For the miRNA quantification in the CTC samples, 3 μL ≤ 200 nt RNA aliquots were reverse-transcribed in a final volume of 7.5 μL with a final concentration of 12.5 nmol/L for each RT primer (ABI), 0.65 mmol/L of each dNTP (ABI), 3 mmol/L magnesium chloride (Invitrogen), 0.3 U/μL RNase inhibitor (ABI), 15 U/μL RevertAid H Minus enzyme (Fermentas), and 1x RT buffer (Fermentas). Cycling conditions were according to the “Megaplex RT reaction for TaqMan miRNA array” protocol from ABI, i.e., 40 cycles of 16°C for 2 minutes, 42°C for 1 minute, and 50°C for 1 second, followed by a final incubation at 85°C for 5 minutes and a cooldown to 4°C. Prior to PCR, half of the resulting multiplex cDNA was linearly preamplified in 15 cycles according to the manufacturer's instructions (TaqMan PreAmp from ABI) and as described previously for our multiplex gene expression studies (29). Before performing real-time PCRs for each of the miRNAs separately, RT samples were diluted in nuclease-free ddH2O and analyzed by real time.
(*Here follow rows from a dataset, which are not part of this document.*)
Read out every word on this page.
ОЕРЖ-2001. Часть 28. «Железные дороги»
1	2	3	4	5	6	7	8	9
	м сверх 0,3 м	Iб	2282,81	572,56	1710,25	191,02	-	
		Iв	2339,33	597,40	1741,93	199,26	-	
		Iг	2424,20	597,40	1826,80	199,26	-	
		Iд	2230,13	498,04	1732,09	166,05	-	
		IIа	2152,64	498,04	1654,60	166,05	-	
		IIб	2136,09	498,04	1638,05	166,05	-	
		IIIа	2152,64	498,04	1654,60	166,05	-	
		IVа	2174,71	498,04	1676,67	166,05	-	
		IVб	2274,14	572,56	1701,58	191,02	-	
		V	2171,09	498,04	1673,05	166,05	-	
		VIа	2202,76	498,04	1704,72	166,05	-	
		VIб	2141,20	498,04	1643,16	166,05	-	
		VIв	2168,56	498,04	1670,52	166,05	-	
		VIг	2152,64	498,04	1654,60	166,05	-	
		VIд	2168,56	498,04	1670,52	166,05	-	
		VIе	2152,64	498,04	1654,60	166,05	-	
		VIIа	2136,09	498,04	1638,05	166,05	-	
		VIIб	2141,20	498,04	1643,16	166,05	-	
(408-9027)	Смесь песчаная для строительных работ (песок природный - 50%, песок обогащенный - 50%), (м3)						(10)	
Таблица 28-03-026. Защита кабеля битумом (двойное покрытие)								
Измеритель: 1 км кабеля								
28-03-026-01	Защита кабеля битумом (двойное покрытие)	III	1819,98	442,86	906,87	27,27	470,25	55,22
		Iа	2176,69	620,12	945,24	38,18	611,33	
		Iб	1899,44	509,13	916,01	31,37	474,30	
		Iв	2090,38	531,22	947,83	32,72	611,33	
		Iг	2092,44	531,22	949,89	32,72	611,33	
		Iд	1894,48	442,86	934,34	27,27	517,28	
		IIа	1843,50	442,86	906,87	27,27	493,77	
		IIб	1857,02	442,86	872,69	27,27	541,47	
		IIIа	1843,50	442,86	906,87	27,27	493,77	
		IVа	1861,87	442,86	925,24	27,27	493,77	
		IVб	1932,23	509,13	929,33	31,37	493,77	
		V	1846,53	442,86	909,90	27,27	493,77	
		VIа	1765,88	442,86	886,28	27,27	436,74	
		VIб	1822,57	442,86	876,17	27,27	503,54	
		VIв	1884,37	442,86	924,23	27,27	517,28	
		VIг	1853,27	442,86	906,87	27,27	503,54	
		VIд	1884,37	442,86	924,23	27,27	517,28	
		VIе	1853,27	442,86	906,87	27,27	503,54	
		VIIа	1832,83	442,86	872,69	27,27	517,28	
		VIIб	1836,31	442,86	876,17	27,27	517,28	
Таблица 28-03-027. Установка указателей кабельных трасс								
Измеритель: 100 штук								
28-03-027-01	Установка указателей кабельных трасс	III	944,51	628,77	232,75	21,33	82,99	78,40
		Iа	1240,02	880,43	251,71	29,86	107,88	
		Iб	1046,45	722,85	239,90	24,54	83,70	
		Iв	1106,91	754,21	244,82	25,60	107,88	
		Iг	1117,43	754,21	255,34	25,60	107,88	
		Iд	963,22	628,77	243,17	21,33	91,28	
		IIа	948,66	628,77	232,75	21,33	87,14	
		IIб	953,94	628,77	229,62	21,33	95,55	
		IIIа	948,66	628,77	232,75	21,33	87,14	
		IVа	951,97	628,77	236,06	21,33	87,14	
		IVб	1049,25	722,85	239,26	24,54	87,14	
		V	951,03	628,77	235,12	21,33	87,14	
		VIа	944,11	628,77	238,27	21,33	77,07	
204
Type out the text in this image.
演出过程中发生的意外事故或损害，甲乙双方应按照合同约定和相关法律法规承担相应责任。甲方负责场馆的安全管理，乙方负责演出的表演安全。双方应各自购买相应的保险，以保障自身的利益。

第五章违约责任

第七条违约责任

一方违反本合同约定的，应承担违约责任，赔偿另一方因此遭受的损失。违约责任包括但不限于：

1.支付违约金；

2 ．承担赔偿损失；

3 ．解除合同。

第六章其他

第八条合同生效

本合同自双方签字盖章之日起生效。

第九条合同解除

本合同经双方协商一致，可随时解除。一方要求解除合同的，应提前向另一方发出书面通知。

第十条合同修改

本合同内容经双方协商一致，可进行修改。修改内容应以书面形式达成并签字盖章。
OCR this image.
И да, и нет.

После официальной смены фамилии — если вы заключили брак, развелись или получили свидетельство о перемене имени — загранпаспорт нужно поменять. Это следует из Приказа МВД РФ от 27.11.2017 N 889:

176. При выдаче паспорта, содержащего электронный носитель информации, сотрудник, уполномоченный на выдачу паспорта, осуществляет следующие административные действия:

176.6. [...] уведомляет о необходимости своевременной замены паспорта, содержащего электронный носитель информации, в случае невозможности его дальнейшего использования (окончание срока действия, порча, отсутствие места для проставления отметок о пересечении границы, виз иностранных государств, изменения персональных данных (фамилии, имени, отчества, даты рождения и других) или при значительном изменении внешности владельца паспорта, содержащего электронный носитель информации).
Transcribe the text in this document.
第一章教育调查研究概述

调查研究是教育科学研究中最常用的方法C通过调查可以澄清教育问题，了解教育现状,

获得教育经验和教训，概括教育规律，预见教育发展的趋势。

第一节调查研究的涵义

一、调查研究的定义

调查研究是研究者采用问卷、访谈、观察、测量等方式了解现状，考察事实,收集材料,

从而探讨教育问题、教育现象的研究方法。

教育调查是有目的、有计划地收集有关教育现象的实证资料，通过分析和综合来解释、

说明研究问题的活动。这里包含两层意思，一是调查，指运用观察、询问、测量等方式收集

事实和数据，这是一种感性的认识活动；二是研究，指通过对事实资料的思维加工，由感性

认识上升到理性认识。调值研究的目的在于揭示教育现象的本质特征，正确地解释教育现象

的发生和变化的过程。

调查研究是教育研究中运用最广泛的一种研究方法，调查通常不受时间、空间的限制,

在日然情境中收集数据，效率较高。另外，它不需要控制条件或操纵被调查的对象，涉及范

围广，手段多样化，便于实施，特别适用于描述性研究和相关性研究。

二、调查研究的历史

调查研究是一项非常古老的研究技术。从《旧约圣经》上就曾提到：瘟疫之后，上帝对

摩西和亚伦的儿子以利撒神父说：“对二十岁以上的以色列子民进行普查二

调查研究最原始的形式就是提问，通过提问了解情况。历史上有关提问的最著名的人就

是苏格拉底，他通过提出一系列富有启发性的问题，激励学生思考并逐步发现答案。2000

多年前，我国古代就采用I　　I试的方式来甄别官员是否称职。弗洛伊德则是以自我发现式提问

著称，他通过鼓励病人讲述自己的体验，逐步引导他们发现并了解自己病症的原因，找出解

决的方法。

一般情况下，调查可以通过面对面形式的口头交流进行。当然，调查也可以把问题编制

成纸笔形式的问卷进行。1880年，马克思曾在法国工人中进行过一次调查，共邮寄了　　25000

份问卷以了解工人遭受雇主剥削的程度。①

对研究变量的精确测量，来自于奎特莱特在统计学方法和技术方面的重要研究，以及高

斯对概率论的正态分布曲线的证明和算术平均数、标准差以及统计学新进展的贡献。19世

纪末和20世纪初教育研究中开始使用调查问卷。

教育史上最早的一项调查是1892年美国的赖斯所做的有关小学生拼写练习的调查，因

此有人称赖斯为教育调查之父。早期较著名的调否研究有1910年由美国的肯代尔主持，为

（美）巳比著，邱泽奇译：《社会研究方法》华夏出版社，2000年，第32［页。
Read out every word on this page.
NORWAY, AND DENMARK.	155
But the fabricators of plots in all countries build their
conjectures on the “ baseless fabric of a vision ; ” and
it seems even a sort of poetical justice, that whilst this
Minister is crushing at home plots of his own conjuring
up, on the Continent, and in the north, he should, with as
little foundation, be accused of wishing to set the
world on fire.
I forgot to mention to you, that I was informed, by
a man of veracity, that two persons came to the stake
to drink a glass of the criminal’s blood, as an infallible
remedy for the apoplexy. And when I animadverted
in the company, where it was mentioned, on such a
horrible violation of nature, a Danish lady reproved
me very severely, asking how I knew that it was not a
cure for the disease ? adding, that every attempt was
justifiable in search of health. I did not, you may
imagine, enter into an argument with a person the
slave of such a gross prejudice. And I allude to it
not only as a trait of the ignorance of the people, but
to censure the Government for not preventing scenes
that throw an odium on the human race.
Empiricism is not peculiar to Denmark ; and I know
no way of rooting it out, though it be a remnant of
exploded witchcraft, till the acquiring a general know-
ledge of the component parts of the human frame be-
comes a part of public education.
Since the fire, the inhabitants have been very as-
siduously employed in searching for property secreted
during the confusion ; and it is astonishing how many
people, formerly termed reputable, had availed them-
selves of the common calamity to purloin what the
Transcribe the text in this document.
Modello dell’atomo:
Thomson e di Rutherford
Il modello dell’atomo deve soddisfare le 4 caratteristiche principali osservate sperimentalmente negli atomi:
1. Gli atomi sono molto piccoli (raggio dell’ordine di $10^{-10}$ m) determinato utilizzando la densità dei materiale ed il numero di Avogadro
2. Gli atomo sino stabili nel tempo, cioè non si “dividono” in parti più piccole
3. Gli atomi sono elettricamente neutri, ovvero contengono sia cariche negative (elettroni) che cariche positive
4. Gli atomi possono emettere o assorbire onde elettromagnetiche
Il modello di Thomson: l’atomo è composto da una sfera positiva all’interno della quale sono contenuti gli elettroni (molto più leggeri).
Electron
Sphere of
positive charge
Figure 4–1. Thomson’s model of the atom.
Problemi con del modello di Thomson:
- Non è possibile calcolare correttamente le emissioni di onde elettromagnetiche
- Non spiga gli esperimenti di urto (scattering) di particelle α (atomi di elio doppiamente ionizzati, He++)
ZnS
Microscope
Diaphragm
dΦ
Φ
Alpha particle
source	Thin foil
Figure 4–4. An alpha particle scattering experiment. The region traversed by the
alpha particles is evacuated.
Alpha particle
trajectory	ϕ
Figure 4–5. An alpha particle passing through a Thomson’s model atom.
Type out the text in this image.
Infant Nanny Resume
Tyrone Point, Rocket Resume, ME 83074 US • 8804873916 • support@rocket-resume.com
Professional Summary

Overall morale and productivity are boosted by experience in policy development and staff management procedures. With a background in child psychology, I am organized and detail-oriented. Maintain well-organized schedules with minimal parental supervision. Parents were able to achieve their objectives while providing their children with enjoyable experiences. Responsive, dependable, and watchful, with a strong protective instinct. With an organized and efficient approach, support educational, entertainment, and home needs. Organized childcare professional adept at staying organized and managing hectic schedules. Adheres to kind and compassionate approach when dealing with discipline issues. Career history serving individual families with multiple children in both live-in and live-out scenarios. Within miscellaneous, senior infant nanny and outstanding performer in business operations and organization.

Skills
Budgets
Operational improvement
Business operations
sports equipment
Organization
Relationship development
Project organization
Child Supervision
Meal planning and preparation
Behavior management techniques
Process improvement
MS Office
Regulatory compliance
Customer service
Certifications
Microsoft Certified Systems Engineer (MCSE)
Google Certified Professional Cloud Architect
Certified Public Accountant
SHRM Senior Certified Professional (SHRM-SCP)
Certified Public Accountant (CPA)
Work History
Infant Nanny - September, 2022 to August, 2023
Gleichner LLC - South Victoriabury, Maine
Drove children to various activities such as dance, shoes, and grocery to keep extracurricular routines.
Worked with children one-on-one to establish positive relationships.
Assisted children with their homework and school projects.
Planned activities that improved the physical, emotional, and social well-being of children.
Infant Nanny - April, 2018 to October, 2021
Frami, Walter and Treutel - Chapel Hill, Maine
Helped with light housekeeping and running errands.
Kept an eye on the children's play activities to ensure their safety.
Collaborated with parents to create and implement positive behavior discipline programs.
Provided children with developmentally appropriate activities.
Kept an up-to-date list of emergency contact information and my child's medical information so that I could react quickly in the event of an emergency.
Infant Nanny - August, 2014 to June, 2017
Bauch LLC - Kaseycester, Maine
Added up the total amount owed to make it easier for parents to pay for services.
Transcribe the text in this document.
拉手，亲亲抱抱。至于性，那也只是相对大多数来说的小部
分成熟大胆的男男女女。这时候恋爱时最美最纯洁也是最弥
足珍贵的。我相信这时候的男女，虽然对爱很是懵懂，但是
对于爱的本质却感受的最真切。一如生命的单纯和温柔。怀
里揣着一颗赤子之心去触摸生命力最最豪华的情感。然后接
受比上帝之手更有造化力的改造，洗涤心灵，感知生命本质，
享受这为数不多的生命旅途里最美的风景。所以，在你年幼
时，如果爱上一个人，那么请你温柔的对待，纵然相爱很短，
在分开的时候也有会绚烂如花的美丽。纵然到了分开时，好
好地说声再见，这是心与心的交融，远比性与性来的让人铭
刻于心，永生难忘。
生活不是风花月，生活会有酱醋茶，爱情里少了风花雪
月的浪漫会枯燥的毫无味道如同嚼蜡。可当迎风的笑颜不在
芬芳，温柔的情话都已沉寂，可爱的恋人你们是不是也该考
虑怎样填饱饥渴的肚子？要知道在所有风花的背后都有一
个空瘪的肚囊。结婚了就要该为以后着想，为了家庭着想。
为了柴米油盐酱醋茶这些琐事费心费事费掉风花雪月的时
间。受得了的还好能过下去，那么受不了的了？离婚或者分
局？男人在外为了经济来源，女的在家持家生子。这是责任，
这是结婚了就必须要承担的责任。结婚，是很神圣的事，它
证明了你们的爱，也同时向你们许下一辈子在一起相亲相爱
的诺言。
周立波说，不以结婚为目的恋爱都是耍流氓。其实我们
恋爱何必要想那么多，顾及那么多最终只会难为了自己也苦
PCR in a 20-μL reaction volume in an Mx3000P Real-Time PCR System (Stratagene) using the individual TaqMan miRNA primer and probe assays in combination with TaqMan Universal PCR Master Mix No AmpErase UNG (ABI) with cycling conditions according to the manufacturer's instructions.
To verify that the multiplex RT approach did not affect the quantification of specific miRNAs, all miRNA data were validated in a uniplex RT reaction. A pool consisting of RNA of different human breast tissues was included in each cDNA synthesis and preamplification run, and the resulting data were used to normalize for variation between experiments. In addition, all cDNA synthesis runs incorporated a minus RT reaction, which proved to be negative for all assays in this study. PCR efficiency, linearity, and the upper and lower detection limits of each of the individual miRNA assays were validated with a standard curve prepared of RNA from a pool of breast tumors. Negative controls included samples without RT and samples in which total RNA and cDNA was replaced with ddH2O. Quantitative values were obtained from the threshold cycle (Ct) at which the increase in TaqMan probe fluorescent signal associated with an exponential increase of PCR products reached the fixed threshold value of 0.08, which was in all cases at least 10-fold higher than the background signal.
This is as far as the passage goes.